12@Madison was owner Jeff Osaka’s second restaurant by the same name. The first 12 opened in 2008 in Denver and closed in 2014.

“Not that it’s worse or better, but closing a second time around is not good,” Osaka said. “I know we could have tried — the new buzzword is pivot — but I think it would have lost its integrity as a restaurant.”

As restaurant owners contemplate what formats and models will be sustainable moving forward, they are relying on options like expanded outdoor seating, continued alcohol delivery and takeout and the start of reservation-only dining rooms.

They’re also adjusting menus to customers’ tastes during a lasting pandemic and hoping that the public still wants to dine out, now or eventually.
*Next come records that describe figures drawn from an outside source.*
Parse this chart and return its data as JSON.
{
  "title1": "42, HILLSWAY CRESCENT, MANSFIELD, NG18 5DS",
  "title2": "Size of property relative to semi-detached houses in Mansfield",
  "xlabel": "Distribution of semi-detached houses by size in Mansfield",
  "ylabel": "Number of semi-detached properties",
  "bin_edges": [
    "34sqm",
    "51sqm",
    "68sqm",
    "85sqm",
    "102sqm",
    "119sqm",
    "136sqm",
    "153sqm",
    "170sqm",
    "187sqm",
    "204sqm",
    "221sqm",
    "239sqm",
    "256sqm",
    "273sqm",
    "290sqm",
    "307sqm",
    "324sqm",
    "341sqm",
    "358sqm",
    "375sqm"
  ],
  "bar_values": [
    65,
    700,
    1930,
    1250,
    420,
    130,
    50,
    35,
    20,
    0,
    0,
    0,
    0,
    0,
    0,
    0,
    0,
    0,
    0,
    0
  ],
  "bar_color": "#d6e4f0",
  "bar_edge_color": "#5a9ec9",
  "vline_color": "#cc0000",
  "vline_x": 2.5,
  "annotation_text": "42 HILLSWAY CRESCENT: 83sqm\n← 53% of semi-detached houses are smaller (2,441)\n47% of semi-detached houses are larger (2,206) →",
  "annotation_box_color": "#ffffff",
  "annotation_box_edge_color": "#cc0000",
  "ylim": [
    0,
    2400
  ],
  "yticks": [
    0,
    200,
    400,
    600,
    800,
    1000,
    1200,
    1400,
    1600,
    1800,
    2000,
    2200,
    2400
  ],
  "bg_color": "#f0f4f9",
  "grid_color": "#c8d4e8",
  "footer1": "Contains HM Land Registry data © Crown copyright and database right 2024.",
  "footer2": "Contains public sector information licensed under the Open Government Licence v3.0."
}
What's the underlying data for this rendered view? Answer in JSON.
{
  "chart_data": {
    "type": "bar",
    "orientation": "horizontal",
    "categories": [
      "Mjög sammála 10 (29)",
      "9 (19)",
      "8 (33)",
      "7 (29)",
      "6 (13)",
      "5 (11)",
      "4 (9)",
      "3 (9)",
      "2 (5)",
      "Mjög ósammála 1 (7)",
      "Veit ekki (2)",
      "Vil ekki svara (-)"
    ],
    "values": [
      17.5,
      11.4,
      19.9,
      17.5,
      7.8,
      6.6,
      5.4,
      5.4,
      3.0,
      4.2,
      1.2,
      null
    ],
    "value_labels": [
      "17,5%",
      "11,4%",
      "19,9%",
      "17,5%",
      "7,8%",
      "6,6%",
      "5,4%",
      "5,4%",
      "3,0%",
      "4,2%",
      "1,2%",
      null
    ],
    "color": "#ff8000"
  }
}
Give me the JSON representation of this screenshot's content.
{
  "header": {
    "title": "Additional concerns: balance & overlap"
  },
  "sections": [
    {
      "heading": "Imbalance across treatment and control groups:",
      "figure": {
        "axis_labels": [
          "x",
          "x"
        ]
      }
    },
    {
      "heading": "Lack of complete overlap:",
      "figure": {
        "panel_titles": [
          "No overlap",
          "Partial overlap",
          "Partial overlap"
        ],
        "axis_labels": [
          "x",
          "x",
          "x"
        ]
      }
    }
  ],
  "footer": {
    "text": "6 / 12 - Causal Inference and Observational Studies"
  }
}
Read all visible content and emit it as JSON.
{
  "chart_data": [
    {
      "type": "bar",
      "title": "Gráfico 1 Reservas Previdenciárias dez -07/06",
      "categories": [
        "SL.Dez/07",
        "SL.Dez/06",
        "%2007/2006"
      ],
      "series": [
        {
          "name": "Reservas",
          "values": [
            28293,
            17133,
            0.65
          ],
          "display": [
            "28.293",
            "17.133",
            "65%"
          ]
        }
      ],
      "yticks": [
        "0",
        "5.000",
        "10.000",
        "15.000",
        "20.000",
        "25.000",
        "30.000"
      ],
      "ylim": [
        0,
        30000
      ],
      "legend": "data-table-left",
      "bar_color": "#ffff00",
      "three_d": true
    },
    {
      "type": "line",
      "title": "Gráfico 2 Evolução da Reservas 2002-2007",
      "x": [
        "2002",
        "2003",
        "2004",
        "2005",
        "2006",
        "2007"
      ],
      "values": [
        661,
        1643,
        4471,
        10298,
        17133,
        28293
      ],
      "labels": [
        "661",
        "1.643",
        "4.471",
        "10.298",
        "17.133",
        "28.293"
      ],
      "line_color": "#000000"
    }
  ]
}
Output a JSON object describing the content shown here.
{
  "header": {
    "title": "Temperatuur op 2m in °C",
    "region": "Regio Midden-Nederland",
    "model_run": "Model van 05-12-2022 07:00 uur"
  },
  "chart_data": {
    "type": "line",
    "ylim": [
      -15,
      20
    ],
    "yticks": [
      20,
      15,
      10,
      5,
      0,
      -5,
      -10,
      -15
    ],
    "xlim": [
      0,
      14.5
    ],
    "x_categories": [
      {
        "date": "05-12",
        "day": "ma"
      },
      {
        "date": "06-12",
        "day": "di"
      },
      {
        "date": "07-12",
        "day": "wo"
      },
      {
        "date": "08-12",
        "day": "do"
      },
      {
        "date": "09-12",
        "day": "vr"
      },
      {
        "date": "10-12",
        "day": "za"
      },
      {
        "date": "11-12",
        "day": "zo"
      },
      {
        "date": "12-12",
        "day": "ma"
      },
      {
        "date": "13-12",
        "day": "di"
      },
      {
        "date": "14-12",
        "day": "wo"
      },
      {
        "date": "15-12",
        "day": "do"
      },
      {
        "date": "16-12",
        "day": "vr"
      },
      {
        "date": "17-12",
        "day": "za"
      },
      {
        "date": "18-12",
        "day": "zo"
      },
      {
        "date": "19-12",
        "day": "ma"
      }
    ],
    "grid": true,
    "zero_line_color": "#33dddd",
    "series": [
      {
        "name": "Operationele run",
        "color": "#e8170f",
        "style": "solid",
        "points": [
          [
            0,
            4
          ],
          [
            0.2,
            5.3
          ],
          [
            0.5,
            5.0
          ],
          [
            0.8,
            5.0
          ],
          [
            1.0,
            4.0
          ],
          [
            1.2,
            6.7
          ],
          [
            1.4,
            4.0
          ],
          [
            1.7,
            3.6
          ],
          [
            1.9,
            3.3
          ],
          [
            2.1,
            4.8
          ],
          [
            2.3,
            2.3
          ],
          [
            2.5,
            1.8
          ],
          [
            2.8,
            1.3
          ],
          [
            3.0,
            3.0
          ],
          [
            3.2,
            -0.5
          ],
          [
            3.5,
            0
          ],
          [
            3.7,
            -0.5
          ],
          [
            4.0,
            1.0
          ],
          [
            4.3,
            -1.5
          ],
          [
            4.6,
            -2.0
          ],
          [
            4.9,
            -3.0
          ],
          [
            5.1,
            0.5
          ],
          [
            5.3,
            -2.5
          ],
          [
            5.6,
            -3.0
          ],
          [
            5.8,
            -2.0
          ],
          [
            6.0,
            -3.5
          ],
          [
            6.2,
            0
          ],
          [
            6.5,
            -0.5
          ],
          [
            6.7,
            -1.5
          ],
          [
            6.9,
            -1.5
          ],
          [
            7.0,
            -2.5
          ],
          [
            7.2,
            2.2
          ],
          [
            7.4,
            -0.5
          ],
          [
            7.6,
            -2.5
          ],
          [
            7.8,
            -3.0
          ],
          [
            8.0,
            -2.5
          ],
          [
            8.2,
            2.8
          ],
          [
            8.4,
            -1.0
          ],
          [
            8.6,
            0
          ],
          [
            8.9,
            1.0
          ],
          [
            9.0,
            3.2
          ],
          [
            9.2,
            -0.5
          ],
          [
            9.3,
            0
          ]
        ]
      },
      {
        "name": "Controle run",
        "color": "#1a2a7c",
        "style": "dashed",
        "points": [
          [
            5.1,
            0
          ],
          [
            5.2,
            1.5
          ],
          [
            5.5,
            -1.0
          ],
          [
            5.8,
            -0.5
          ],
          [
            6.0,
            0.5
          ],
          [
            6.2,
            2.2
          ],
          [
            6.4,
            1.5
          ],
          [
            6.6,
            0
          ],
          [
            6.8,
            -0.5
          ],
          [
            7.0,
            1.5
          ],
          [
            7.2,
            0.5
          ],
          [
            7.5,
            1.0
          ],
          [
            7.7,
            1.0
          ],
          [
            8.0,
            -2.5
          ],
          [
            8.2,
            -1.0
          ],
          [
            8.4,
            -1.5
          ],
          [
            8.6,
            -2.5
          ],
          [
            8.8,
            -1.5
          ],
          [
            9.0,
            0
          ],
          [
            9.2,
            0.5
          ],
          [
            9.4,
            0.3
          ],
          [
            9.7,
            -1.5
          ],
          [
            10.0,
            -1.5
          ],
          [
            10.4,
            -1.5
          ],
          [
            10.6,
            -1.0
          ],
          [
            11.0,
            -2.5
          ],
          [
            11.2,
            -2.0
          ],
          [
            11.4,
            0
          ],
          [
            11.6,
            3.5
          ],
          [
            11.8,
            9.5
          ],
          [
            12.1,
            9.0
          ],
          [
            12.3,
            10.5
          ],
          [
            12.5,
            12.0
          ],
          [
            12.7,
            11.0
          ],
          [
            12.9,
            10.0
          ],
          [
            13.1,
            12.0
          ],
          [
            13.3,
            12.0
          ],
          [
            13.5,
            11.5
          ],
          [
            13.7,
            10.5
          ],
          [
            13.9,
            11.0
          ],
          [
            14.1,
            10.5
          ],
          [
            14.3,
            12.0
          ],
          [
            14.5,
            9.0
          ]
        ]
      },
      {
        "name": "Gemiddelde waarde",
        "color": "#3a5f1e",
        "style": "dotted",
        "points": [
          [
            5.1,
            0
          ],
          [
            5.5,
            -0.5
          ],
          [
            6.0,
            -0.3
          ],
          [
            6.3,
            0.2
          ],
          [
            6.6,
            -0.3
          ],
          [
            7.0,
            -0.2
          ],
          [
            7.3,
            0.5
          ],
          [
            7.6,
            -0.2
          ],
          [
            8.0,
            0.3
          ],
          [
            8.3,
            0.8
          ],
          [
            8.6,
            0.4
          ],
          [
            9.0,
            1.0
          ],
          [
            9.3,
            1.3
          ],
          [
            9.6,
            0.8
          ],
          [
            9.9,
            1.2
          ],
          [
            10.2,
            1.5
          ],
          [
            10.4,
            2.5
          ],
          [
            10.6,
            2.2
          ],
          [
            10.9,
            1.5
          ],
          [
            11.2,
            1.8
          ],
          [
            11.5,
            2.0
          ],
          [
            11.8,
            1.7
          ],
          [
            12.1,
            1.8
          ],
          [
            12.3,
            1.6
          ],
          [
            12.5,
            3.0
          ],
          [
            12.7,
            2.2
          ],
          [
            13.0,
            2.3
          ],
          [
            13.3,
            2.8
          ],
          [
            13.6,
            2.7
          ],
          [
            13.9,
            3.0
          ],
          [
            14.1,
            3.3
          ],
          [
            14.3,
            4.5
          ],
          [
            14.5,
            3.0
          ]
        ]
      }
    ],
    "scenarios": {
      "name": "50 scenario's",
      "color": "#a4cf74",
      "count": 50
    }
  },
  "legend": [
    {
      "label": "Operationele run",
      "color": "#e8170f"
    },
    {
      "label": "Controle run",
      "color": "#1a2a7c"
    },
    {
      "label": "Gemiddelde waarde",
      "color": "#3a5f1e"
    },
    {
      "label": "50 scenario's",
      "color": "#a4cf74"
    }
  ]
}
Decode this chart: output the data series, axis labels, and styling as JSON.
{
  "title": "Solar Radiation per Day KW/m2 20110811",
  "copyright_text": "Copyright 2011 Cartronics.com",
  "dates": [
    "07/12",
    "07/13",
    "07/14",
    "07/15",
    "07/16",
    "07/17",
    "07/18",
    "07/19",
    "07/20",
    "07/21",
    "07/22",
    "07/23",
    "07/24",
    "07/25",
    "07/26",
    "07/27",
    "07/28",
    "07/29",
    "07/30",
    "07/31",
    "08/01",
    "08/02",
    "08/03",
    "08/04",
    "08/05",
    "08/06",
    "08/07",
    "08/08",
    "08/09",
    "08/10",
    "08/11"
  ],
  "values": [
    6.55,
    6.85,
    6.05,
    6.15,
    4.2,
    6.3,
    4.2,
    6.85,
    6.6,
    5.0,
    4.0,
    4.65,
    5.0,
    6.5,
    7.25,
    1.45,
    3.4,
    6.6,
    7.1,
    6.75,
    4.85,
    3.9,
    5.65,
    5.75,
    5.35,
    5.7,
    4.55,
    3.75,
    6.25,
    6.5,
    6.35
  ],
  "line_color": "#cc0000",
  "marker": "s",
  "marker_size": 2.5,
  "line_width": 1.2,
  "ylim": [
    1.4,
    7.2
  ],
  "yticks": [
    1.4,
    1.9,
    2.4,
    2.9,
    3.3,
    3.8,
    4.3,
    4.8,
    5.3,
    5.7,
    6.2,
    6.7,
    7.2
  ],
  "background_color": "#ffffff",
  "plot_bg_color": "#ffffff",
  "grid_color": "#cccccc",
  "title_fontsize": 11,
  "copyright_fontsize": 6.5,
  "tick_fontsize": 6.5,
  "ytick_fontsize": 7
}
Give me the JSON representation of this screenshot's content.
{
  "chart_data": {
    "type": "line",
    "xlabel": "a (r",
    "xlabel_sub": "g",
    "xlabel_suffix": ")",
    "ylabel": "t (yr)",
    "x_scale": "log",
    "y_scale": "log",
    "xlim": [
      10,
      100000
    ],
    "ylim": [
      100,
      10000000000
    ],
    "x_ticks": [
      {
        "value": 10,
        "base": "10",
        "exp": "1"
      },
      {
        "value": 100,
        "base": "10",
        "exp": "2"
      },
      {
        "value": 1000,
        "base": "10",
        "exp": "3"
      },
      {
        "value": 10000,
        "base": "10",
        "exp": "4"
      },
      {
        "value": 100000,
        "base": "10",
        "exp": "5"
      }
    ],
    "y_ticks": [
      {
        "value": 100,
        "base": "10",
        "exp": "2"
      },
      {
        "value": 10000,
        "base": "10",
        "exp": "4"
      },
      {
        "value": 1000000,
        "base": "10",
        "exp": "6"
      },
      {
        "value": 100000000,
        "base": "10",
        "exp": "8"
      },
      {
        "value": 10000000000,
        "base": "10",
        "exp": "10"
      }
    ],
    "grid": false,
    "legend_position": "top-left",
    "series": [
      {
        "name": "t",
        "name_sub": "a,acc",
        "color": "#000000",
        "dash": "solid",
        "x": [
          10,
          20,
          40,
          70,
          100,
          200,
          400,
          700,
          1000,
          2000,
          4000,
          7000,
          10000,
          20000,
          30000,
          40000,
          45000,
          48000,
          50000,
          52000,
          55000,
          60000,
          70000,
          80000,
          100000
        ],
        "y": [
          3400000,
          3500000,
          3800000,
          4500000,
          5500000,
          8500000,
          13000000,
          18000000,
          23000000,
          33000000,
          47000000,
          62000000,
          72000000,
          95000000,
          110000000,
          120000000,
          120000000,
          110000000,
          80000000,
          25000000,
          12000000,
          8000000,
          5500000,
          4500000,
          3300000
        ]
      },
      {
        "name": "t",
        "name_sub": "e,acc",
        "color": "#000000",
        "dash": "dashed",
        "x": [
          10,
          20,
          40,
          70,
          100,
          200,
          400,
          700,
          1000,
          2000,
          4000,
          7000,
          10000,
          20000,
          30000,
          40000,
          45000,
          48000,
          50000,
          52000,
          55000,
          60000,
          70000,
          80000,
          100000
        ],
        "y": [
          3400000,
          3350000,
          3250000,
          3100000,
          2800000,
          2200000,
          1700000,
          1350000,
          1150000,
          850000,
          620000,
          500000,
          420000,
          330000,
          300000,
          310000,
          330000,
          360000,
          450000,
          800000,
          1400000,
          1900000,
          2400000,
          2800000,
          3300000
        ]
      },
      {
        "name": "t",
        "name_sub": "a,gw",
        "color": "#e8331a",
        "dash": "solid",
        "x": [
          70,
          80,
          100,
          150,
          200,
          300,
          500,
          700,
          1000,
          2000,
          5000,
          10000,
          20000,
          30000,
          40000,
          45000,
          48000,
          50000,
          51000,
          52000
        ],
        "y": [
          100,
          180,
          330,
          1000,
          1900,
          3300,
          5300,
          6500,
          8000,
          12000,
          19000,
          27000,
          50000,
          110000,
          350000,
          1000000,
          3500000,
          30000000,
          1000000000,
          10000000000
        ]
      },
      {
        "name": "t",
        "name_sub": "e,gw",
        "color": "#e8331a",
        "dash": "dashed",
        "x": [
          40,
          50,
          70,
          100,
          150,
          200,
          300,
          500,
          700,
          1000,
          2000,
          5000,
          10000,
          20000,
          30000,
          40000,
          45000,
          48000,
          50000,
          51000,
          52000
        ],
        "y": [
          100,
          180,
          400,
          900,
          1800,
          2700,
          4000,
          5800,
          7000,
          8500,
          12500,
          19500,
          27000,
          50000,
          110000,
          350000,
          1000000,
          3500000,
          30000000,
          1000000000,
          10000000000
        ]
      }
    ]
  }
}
Across town, Frank Bonanno will reopen his flagship fine dining restaurant, Mizuna, on Friday, but he’ll only be able to seat 16 people a night following the new state and city guidelines of 50% indoor capacity and six feet between tables. To make the numbers work for him and his staff, he’s offering a 3-course $95 tasting menu and nothing else.

“You’re essentially, you’re paying for your table for the night,” Bonanno said. “Restaurants, and I’m guilty of this, we’re going to try to churn you out as fast as possible … so let’s go the opposite way and make it as safe and as nice a dining experience as you’re used to. Maybe this is the time to do that and give people the chance to have a really high-end experience with as little contact as possible.”

Whether or not people still want a high-end dining experience remains to be seen at a time when more than 550,000 Coloradans are applying for unemployment.

“It’s a big gamble,” Bonanno said. “Hopefully there are people that want to have a true dining experience still.”

Upon closing 12, a small-plates restaurant that would be considered upscale to many diners, Osaka said he wonders if “maybe the playing field should be a little more equal when it comes to food.”

“What may end up being left (after coronavirus) is your quick-service or fast food, or a lot of people with deep pockets, your multi-unit operations,” he said. “And unfortunately the landscape is going to be a little homogenous or a little bland, I fear.”

Even as his own restaurant is closing, Osaka is more worried for the family-owned, international restaurants, and owners who are first-generation, for whom English is a second language.

“I think it’s going to be a make or break for that sector as well,” he said. “It’s tough because you’re calling me, and I appreciate it. But who’s calling them?”